Ebru Erbay is an Adjunct Assistant Professor in the Department of Molecular Biology and Genetics in Bilkent University in Ankara, Turkey since 2010 and serves as Adjunct Professor in the Institute for Cardiovascular Prevention at the Ludwig Maximillians University in Munich, Germany as of 2016. She received MD degree from Ankara University Faculty of Medicine and PhD in Cell and Structural Biology from the University of Illinois, Urbana-Champaign. During her PhD studies she discovered the essential role of mTOR in myogenesis. Dr. Erbay completed her postdoctoral training with Prof. Gökhan Hotamışlıgil at Harvard University, School of Public Health where she demonstrated the therapeutic potential of targeting endoplasmic reticulum stress in cardiovascular disease. Dr. Erbay has been honored for her work by her election to the Turkish Academy of Science Young Investigator Program (TUBA-GEBIP), received NIH’s Ruth Kirschstein Research Service Award, American Heart predoctoral fellowship, Proctor & Gamble thesis research award and graduated with high honors from Ankara University Medical School.
Her current research focus is at the intersection of nutrient-sensitive, inflammatory and stress pathways in the context of metabolic diseases. Dr. Erbay is the first time recipient of the prestigious European Research Commission (ERC) Starting Grant in Life Sciences awarded to a researcher in Turkey. Her research program at Bilkent University is generously funded by additional grants from European Molecular Biology Organization (EMBO), Marie Curie Reintegration, Turkey/Germany Bilateral Funding Scheme (TUBITAK/BMBF) and the International COST Action (TUBITAK) grants. She also served as an associate advisor to the Science Translational Medicine. Her twenty publications received more than 1300 citations and her review on metainflammation was chosen a classic only after 5 years by Forschende Komplementarmedizin.
Lipotoxic endoplasmic reticulum stress in cardiometabolic syndrome: My laboratory's research focus is at the intersection of nutrient-sensitive, inflammatory and stress pathways in the context of chronic inflammatory and metabolic diseases. Metabolic overload leads to endoplasmic reticulum (ER) stress and activates the unfolded protein response (UPR). The UPR is essentially an adaptive signaling emanating from the ER to cope with cellular stress. Our major goal is to probe the molecular differences between the detrimental consequences of metabolic ER stress and the adaptive UPR that could be therapeutically exploited in chronic metabolic and inflammatory diseases.

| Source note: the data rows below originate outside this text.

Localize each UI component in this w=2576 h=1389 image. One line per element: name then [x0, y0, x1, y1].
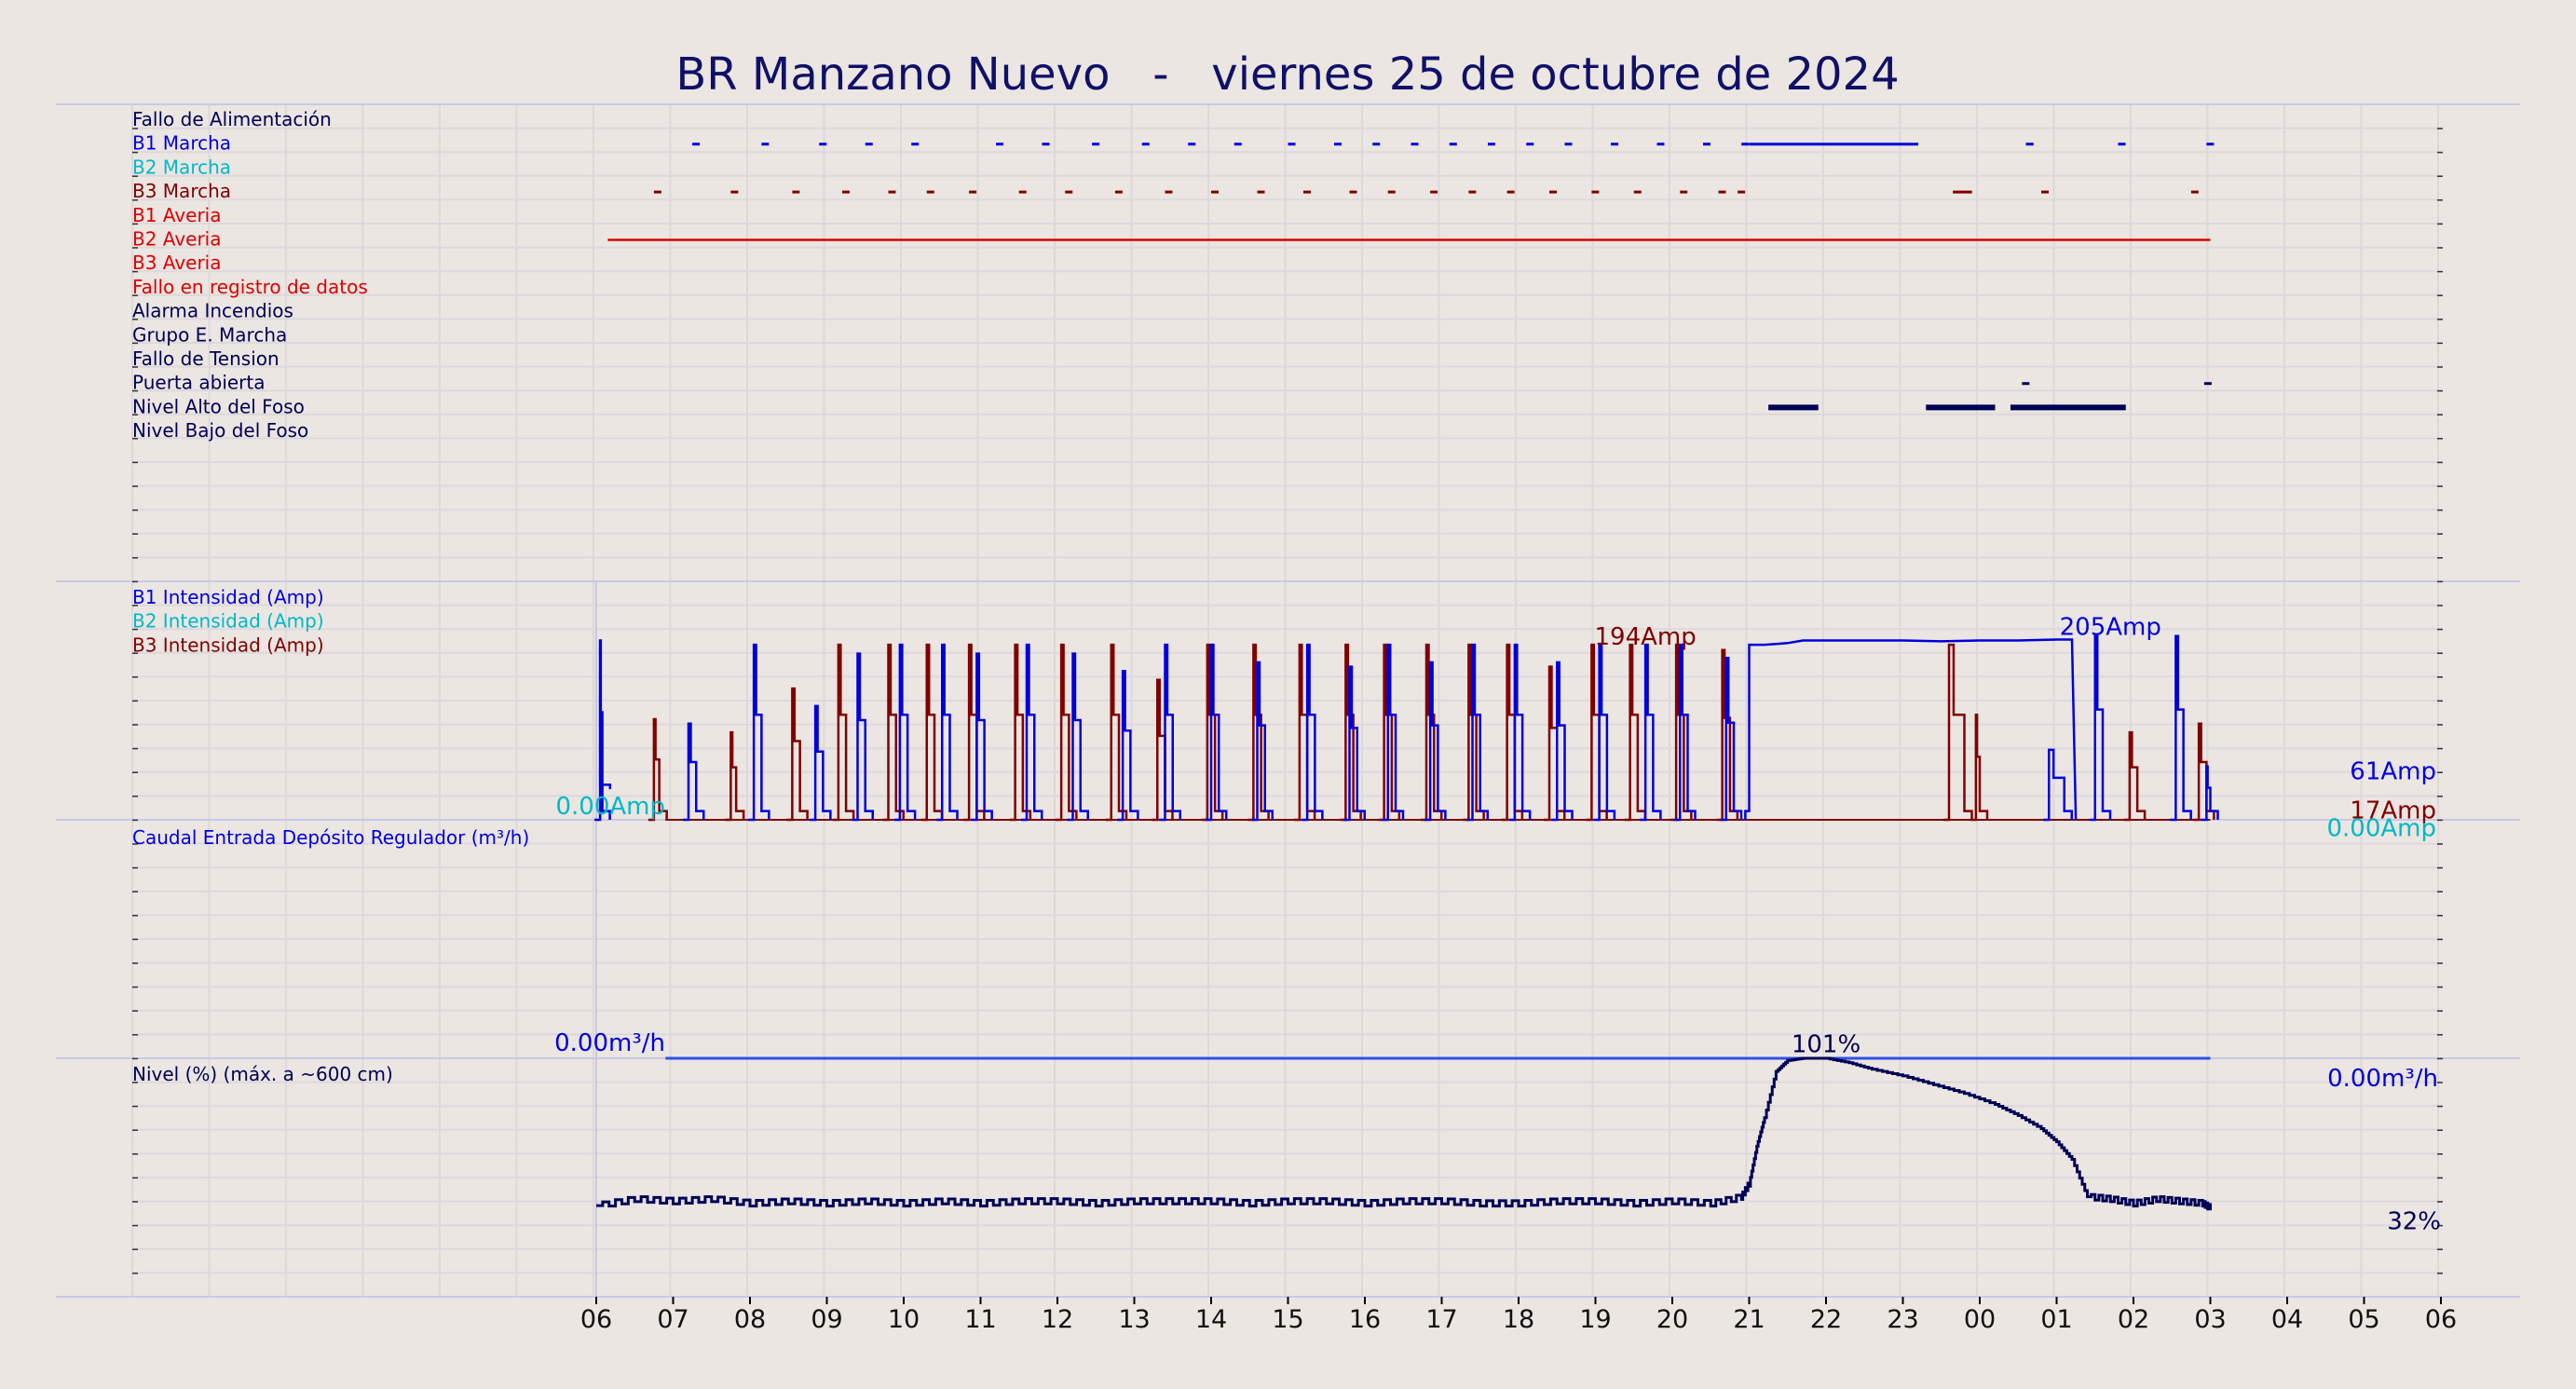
status-label: Alarma Incendios	[132, 300, 293, 322]
x-tick-label: 22	[1810, 1305, 1842, 1334]
current-annotation: 17Amp	[2350, 797, 2436, 825]
x-tick-label: 11	[964, 1305, 996, 1334]
x-tick-label: 16	[1349, 1305, 1381, 1334]
status-label: Fallo en registro de datos	[132, 276, 368, 298]
current-annotation: 205Amp	[2060, 613, 2161, 641]
x-tick-label: 23	[1887, 1305, 1918, 1334]
x-tick-label: 20	[1656, 1305, 1688, 1334]
status-label: B1 Marcha	[132, 132, 231, 155]
status-label: Grupo E. Marcha	[132, 323, 287, 346]
status-label: B3 Marcha	[132, 180, 231, 202]
b3-current-line	[647, 643, 2215, 822]
x-tick-label: 04	[2271, 1305, 2303, 1334]
x-tick-label: 14	[1195, 1305, 1227, 1334]
current-legend-entry: B2 Intensidad (Amp)	[132, 610, 324, 633]
status-label: Puerta abierta	[132, 372, 266, 394]
level-annotation: 101%	[1792, 1031, 1860, 1059]
x-tick-label: 12	[1042, 1305, 1073, 1334]
x-tick-label: 05	[2348, 1305, 2379, 1334]
status-label: B3 Averia	[132, 252, 222, 274]
x-axis: 06 07 08 09 10 11 12 13 14 15 16 17 18 19 20 21 22 23 00 01…	[580, 1297, 2457, 1334]
x-tick-label: 15	[1272, 1305, 1303, 1334]
level-legend-entry: Nivel (%) (máx. a ~600 cm)	[132, 1063, 393, 1085]
x-tick-label: 18	[1503, 1305, 1534, 1334]
x-tick-label: 06	[580, 1305, 612, 1334]
x-tick-label: 00	[1964, 1305, 1996, 1334]
status-label: B2 Marcha	[132, 156, 231, 178]
level-annotation: 32%	[2387, 1207, 2441, 1235]
x-tick-label: 01	[2040, 1305, 2072, 1334]
current-annotation: 0.00Amp	[2326, 814, 2436, 842]
x-tick-label: 08	[734, 1305, 766, 1334]
status-label: Nivel Alto del Foso	[132, 395, 305, 417]
current-legend-entry: B3 Intensidad (Amp)	[132, 633, 324, 656]
flow-annotation: 0.00m³/h	[554, 1029, 665, 1057]
status-label: B1 Averia	[132, 204, 222, 226]
current-legend-entry: B1 Intensidad (Amp)	[132, 586, 324, 608]
x-tick-label: 17	[1425, 1305, 1457, 1334]
flow-legend-entry: Caudal Entrada Depósito Regulador (m³/h)	[132, 826, 529, 849]
b1-long-run	[1744, 638, 2078, 821]
x-tick-label: 09	[811, 1305, 842, 1334]
status-label: Fallo de Tension	[132, 347, 279, 370]
x-tick-label: 21	[1733, 1305, 1765, 1334]
x-tick-label: 03	[2194, 1305, 2226, 1334]
status-label: Fallo de Alimentación	[132, 108, 332, 130]
grid-layer	[56, 103, 2520, 1298]
b1-current-late	[2043, 634, 2219, 822]
level-line	[596, 1056, 2212, 1211]
x-tick-label: 06	[2425, 1305, 2457, 1334]
current-annotation: 194Amp	[1595, 623, 1697, 651]
x-tick-label: 13	[1118, 1305, 1150, 1334]
b1-current-line	[594, 639, 1743, 822]
x-tick-label: 19	[1579, 1305, 1611, 1334]
x-tick-label: 02	[2118, 1305, 2149, 1334]
flow-annotation: 0.00m³/h	[2327, 1065, 2438, 1093]
page-title: BR Manzano Nuevo - viernes 25 de octubre…	[675, 48, 1899, 101]
b1-initial	[598, 640, 612, 790]
status-label: B2 Averia	[132, 228, 222, 251]
x-tick-label: 07	[657, 1305, 688, 1334]
x-tick-label: 10	[888, 1305, 920, 1334]
status-label: Nivel Bajo del Foso	[132, 419, 308, 442]
current-annotation: 61Amp	[2350, 757, 2436, 785]
current-annotation: 0.00Amp	[555, 793, 665, 821]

We are mainly interested in the molecular and cellular mechanisms by which the ER receives and regulates the lipid status of the cells in the context of metabolic diseases. We developed a chemical-genetic approach to specifically modulate several proximal kinases in the UPR. This method allows mono-specific activation or inhibition of only the modified kinase in cells and tissues and will enable targeting of individual arms of the UPR governed by these kinases. Furthermore, this will be coupled to substrate discovery (protein and noncoding RNA) and creation of transgenic mouse models where the activity of these essential kinases can be regulated at specific points during chronic metabolic and inflammatory disease process. This work involves a multidisciplinary approach including chemical-genetics, cell biology, proteomics, RNA sequencing, metabolomics, transgenic mice, and in vivo disease modeling.
Erbay, E., Babaev, V. R., Mayers, J. R., Makowski, L., Charles, K. N., Snitow, M. E., Fazio, S., Wiest, M. M., Watkins, S. M., Linton, M. F., & Hotamisligil, G. S. (2009). Reducing endoplasmic reticulum stress through a macrophage lipid chaperone alleviates atherosclerosis. Nature medicine, 15(12), 1383–1391.
Hotamisligil, G. S., & Erbay, E. (2008). Nutrient sensing and inflammation in metabolic diseases. Nature reviews. Immunology, 8(12), 923–934.
Tuncman, G., Erbay, E., Hom, X., De Vivo, I., Campos, H., Rimm, E. B., & Hotamisligil, G. S. (2006). A genetic variant at the fatty acid-binding protein aP2 locus reduces the risk for hypertriglyceridemia, type 2 diabetes, and cardiovascular disease. Proceedings of the National Academy of Sciences of the United States of America, 103(18), 6970–6975.
Erbay, E., & Chen, J. (2001). The mammalian target of rapamycin regulates C2C12 myogenesis via a kinase-independent mechanism. The Journal of biological chemistry, 276(39), 36079–36082.